A stretch of Lake Shore Drive notorious for deadly wrecks is in line for a $380,000 project to keep cars from skidding off a curve.
City and state transportation officials plan to rebuild the southbound lane between the Mount Carmel Treatment Plant and Koehne Park in 2017, banking the curve inward and using road material that will improve drainage.
A federal safety grant is paying for most of the work.
The project will build up a 6-inch “superelevation” toward the outside of the road to offset the centrifugal forces that tend to send cars flying into the guardrail, city engineering director Octavio Garza said.
The road is so dangerous when wet that city officials closed it several times this spring during heavy rain days.
Garza said the project will use a technology called “permeable friction course asphalt” to reduce standing water during storms. Instead of puddling on the surface, water can penetrate the top 2 inches of roadway and drain away to the side.
“It helps a lot in removing sheets of water. It helps with friction and preventing rooster-tailing,” he said, referring to the spray that comes off a vehicle’s back tires when the road is wet.
Mayor Malcolm Duncan Jr. said he has stopped using that stretch of Lake Shore Drive.
“I used to but I quit,” Duncan said. “It really is not safe. I’m not worried about what I do but about what other drivers do. It’s really been noticeable the number of cars I or someone in my family has seen fishtailing down that hill.”

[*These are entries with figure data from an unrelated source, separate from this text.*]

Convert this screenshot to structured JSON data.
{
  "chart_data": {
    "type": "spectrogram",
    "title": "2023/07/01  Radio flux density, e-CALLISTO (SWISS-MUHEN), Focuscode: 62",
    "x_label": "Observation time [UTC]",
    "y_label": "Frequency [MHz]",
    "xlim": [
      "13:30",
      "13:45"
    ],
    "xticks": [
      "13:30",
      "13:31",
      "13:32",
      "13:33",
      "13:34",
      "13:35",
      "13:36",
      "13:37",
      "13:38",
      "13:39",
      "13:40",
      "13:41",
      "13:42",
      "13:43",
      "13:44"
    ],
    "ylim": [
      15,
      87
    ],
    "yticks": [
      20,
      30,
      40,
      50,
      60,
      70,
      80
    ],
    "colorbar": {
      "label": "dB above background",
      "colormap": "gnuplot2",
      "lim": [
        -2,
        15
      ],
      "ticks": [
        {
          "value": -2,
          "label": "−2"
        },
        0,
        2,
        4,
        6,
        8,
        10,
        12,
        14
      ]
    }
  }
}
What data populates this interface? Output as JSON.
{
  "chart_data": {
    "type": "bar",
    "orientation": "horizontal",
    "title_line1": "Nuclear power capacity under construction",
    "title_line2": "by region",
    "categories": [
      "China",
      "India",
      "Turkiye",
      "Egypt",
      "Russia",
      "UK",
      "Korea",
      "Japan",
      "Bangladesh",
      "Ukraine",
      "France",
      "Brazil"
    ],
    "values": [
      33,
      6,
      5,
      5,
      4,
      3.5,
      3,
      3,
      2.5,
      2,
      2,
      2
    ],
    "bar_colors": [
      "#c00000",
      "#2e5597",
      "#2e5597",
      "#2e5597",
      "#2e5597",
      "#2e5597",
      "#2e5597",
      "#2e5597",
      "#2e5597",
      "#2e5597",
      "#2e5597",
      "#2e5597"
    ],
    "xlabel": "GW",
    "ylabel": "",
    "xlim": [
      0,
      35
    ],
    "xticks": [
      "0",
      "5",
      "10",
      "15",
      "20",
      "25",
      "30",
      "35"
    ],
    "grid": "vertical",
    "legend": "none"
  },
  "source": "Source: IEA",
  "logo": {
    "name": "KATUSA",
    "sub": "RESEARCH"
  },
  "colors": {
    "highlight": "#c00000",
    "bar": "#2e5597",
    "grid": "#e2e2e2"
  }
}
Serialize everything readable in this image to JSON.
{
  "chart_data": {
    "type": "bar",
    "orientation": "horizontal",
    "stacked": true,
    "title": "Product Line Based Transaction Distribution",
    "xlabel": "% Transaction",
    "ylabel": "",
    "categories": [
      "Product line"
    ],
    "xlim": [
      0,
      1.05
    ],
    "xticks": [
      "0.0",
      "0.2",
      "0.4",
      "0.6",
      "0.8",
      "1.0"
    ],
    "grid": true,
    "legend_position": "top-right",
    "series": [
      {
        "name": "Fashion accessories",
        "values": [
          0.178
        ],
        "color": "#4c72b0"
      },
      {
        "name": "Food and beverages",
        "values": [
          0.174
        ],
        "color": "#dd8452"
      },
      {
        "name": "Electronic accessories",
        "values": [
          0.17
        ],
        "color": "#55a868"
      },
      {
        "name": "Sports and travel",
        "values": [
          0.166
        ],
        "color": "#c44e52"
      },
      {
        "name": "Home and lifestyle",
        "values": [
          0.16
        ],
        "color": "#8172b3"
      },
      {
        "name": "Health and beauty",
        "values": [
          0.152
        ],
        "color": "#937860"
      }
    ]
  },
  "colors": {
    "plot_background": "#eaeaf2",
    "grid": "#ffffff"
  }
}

The Waco City Council last week approved an agreement to contribute some $122,500 toward the project, which includes engineering and environmental assessment. The rest will come from the federal Highway Safety Improvement Program and the Texas Department of Transportation, which will bid the project out to contractors.
Garza said TxDOT originally proposed to do the project in 2019 but bumped it up to 2017 at the city’s request.
In the meantime, the city has stopped closing the roadway during storms. Garza said that’s because it has installed a new safety measure: A permanent digital speed limit sign that informs motorists how fast they are traveling. He said the sign appears to have helped reduce wrecks this year.
Garza said the city also is evaluating some intersection changes at Lake Shore Drive and Mount Carmel Drive that might improve safety and visibility.
The safety measures were recommended by consultants working on a $510,000 engineering study of Lake Shore Drive’s geology and safety issues.
The roadway is carved out of a limestone and shale slope that drops down to Lake Waco. Geologists say the entire slope is in danger of a deep-seated failure that could destroy Lake Shore Drive.
The study suggests the risk could be mitigated by driving “soil nails” or metal anchors at numerous points along the slope to pin the layers of soil and rock to bedrock some 20 to 30 feet down, Garza said. Another safety measure would be to install drains in the soil to keep it from becoming too wet.
“I’m kind of relieved that we do have options,” Garza said.
He said the consultant team observed that when Lake Shore Drive closed because of weather, it created traffic issues in the neighborhoods nearby. That confirmed Lake Shore Drive is an important cross-town transportation artery, not just a scenic drive along the lake.
“Part of the study is looking at the economic impact of Lake Shore Drive,” Garza said. “If we lost Lake Shore Drive or had a catastrophic slide and had to reroute traffic, what impact would it have? Can we close Lake Shore Drive? What is the impact on surrounding neighborhoods? . . . We found that closing it voluntarily is not going to be an option.”
As part of the study, the city and consultants also have been talking with the U.S. Army Corps of Engineers to trim or remove trees that have grown up to block the view of Lake Waco from Lake Shore Drive.
“To me, it’s one of the most beautiful drives in Waco,” Garza said.